Plots a heat map for a pair of attributes.
- Data: input dataset
- Selected Data: instances selected from the plot
- Data: data with an additional column showing whether a point is selected
Heat map is a graphical method for visualizing attribute values in a two-way matrix. It only works on datasets containing numeric variables. The values are represented by color according to the selected color pallette. By combining class variable and attributes on x and y axes, we see where the attribute values are the strongest and where the weakest, thus enabling us to find typical features for each class.
The widget enables row selection with click and drag. One can zoom in with Ctrl++ (Cmd++) and zoom out with Ctrl+- (Cmd+-). Ctrl+0 (Cmd+0) resets zoom to the extended version, while Ctrl+9 (Cmd+9) reset it to the default.
- The color pallette. Choose from linear, diverging, color-blind friendly, or other pallettes. Low and High are thresholds for the color palette (low for attributes with low values and high for attributes with high values). Selecting one of diverging palettes, which have two extreme colors and a neutral (black or white) color at the midpoint, enables an option to set a meaningful mid-point value (default is 0).
- Merge rows. If there are too many rows in the visualization, one can merge them with k-means algorithm into N selected clusters (default 50).
- Cluster columns and rows:
- None (lists attributes and rows as found in the dataset)
- Clustering (clusters data by similarity with hierarchical clustering on Euclidean distances and with average linkage)
- Clustering with ordered leaves (same as clustering, but it additionally maximizes the sum of similarities of adjacent elements)
- Split rows or columns by a categorical variable. If the data contains a class variable, rows will be automatically split by class.
- Set what is displayed in the plot in Annotation & Legend.
- If Show legend is ticked, a color chart will be displayed above the map.
- If Stripes with averages is ticked, a new line with attribute averages will be displayed on the left. Row Annotations adds annotations to each instance on the right. Color colors the instances with the corresponding value of the selected categorical variable. Column Annotations adds annotation to each variable at the selected position (default is Top). Color colors the columns with the corresponding value of the selected column annotation.

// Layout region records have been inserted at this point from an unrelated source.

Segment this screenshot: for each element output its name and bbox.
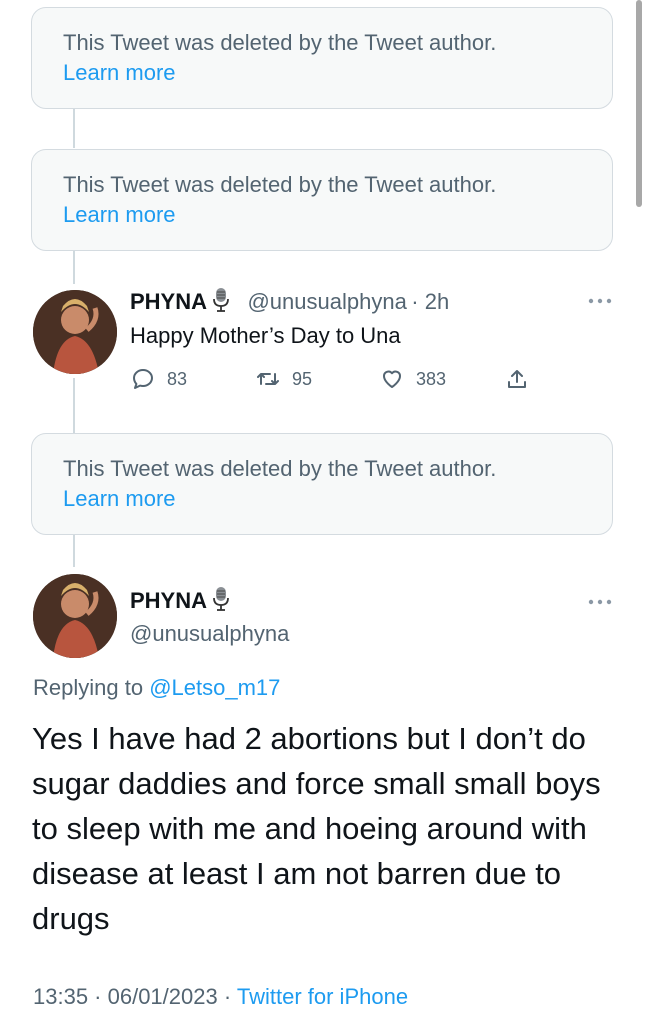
thread-connector — [73, 109, 75, 148]
thread-connector — [73, 251, 75, 284]
tweet-timestamp: 13:35 · 06/01/2023 · — [33, 984, 237, 1009]
replying-to: Replying to @Letso_m17 — [33, 673, 280, 703]
learn-more-link[interactable]: Learn more — [63, 484, 582, 514]
scrollbar[interactable] — [636, 0, 642, 207]
thread-connector — [73, 378, 75, 433]
tweet-text: Happy Mother’s Day to Una — [130, 323, 401, 348]
avatar-image — [33, 290, 117, 374]
retweet-button[interactable]: 95 — [256, 366, 312, 392]
share-button[interactable] — [505, 366, 529, 392]
reply-icon — [133, 369, 153, 389]
handle[interactable]: @unusualphyna — [130, 619, 289, 649]
deleted-tweet-card: This Tweet was deleted by the Tweet auth… — [31, 149, 613, 251]
display-name[interactable]: PHYNA — [130, 289, 207, 314]
reply-button[interactable]: 83 — [131, 366, 187, 392]
microphone-icon — [213, 288, 229, 312]
tweet-author: PHYNA — [130, 586, 231, 619]
like-count: 383 — [416, 368, 447, 389]
deleted-tweet-text: This Tweet was deleted by the Tweet auth… — [63, 30, 497, 55]
tweet-text: Yes I have had 2 abortions but I don’t d… — [32, 721, 601, 936]
more-icon[interactable] — [587, 296, 613, 306]
more-icon[interactable] — [587, 597, 613, 607]
avatar[interactable] — [33, 574, 117, 658]
tweet-meta: 13:35 · 06/01/2023 · Twitter for iPhone — [33, 982, 408, 1012]
microphone-icon — [213, 587, 229, 611]
learn-more-link[interactable]: Learn more — [63, 58, 582, 88]
retweet-count: 95 — [292, 368, 313, 389]
display-name[interactable]: PHYNA — [130, 588, 207, 613]
tweet-time: · 2h — [411, 289, 450, 314]
avatar[interactable] — [33, 290, 117, 374]
deleted-tweet-text: This Tweet was deleted by the Tweet auth… — [63, 172, 497, 197]
replying-to-link[interactable]: @Letso_m17 — [149, 675, 280, 700]
thread-connector — [73, 535, 75, 567]
tweet-source-link[interactable]: Twitter for iPhone — [237, 984, 408, 1009]
deleted-tweet-card: This Tweet was deleted by the Tweet auth… — [31, 7, 613, 109]
heart-icon — [383, 370, 401, 388]
share-icon — [508, 370, 526, 388]
deleted-tweet-text: This Tweet was deleted by the Tweet auth… — [63, 456, 497, 481]
deleted-tweet-card: This Tweet was deleted by the Tweet auth… — [31, 433, 613, 535]
learn-more-link[interactable]: Learn more — [63, 200, 582, 230]
handle[interactable]: @unusualphyna — [247, 289, 406, 314]
tweet-header: PHYNA @unusualphyna · 2h — [130, 287, 449, 320]
replying-to-label: Replying to — [33, 675, 150, 700]
avatar-image — [33, 574, 117, 658]
like-button[interactable]: 383 — [380, 366, 446, 392]
reply-count: 83 — [167, 368, 188, 389]
retweet-icon — [257, 373, 279, 385]
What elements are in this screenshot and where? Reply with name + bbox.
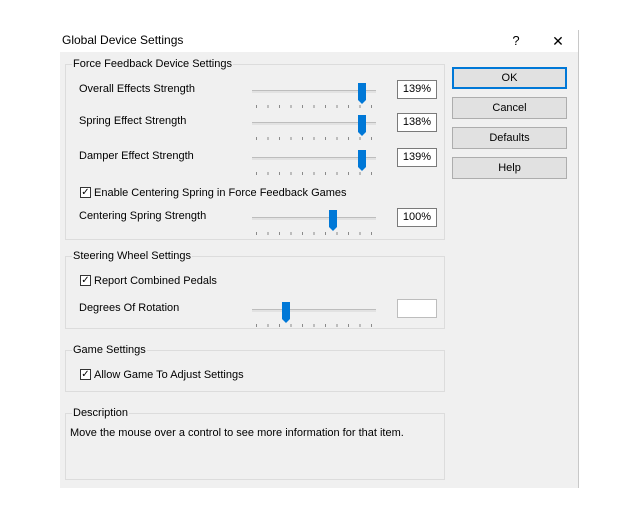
overall-effects-slider[interactable] xyxy=(252,83,376,108)
slider-thumb[interactable] xyxy=(358,150,366,171)
damper-effect-slider[interactable] xyxy=(252,150,376,175)
allow-game-adjust-label[interactable]: Allow Game To Adjust Settings xyxy=(94,368,244,382)
degrees-of-rotation-value[interactable] xyxy=(397,299,437,318)
game-settings-group: Game Settings ✓ Allow Game To Adjust Set… xyxy=(65,343,445,392)
slider-thumb[interactable] xyxy=(329,210,337,231)
slider-ticks xyxy=(256,324,372,327)
slider-ticks xyxy=(256,232,372,235)
steering-wheel-legend: Steering Wheel Settings xyxy=(72,249,193,263)
description-text: Move the mouse over a control to see mor… xyxy=(70,427,404,439)
help-button[interactable]: Help xyxy=(452,157,567,179)
centering-spring-checkbox-label[interactable]: Enable Centering Spring in Force Feedbac… xyxy=(94,186,347,200)
damper-effect-label: Damper Effect Strength xyxy=(79,150,194,162)
overall-effects-label: Overall Effects Strength xyxy=(79,83,195,95)
centering-strength-value[interactable]: 100% xyxy=(397,208,437,227)
help-icon[interactable]: ? xyxy=(506,32,526,50)
slider-ticks xyxy=(256,105,372,108)
global-device-settings-dialog: Global Device Settings ? ✕ Force Feedbac… xyxy=(60,30,579,488)
description-group: Description Move the mouse over a contro… xyxy=(65,406,445,480)
slider-thumb[interactable] xyxy=(282,302,290,323)
force-feedback-group: Force Feedback Device Settings Overall E… xyxy=(65,57,445,240)
combined-pedals-checkbox[interactable]: ✓ xyxy=(80,275,91,286)
spring-effect-slider[interactable] xyxy=(252,115,376,140)
centering-spring-checkbox[interactable]: ✓ xyxy=(80,187,91,198)
defaults-button[interactable]: Defaults xyxy=(452,127,567,149)
combined-pedals-label[interactable]: Report Combined Pedals xyxy=(94,274,217,288)
damper-effect-value[interactable]: 139% xyxy=(397,148,437,167)
degrees-of-rotation-slider[interactable] xyxy=(252,302,376,327)
slider-ticks xyxy=(256,172,372,175)
centering-strength-slider[interactable] xyxy=(252,210,376,235)
game-settings-legend: Game Settings xyxy=(72,343,147,357)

- If Keep aspect ratio is ticked, each value will be displayed with a square (proportionate to the map).
- If Send Automatically is ticked, changes are communicated automatically. Alternatively, click Send.
Heat map enables some neat plot enhancements. Such options are clustering of rows and/or columns for better data organization, row and column annotations, and splitting the data by categorical variables.
Row and column clustering is performed independently. Row clustering is computed from Euclidean distances, while column clustering uses Pearson correlation coefficients. Hierarchical clustering is based on the Ward linkage method. Clustering with optimal leaf ordering reorders left and right branches in the dendrogram to minimize the sum of distances between adjacent leaves (Bar-Joseph et al. 2001).
The Heat Map below displays attribute values for the brown-selected data set (Brown et al. 2000). Heat maps are particularly appropriate for showing gene expressions and the brown-selected data set contains yeast gene expressions at different conditions.
Heat map shows low expressions in blue and high expressions in yellow and white. For better organization, we added Clustering (opt. ordering) to the columns, which puts columns with similar profiles closer together. In this way we can see the conditions that result in low expressions for ribosomal genes in the lower right corner.
Additionally, the plot is enhanced with row color on the right, showing which class the rows belong to.
Heat maps are great for visualizing any kind of comparable numeric variables, for example sentiment in a collection of documents. We will take book-excerpts corpus from the Corpus widget and pass it to the Sentiment Analysis widget, which computes sentiment scores for each document. The output of sentiment analysis are four columns, positive, negative, and neutral sentiment score, and a compound score that aggregates the previous scores into a single number. Positive compound values (white) represent positive documents, while negative (blue) represent negative documents.
We used row clustering to place similar rows closer together, resulting in clear negative and positive groups. Now we can select negative children's books and explore which are they.
Bar-Joseph, Z., Gifford, D.K., Jaakkola, T.S. (2001) Fast optimal leaf ordering for hierarchical clustering, Bioinformatics, 17, 22-29.
Brown, M.P., Grundy, W.N., Lin, D., Cristianini, N., Sugnet, C., Furey, T.S., Ares, M., Haussler, D. (2000) Knowledge-based analysis of microarray gene expression data by using support vector machines, Proceedings of the National Academy of Sciences, 1, 262-267.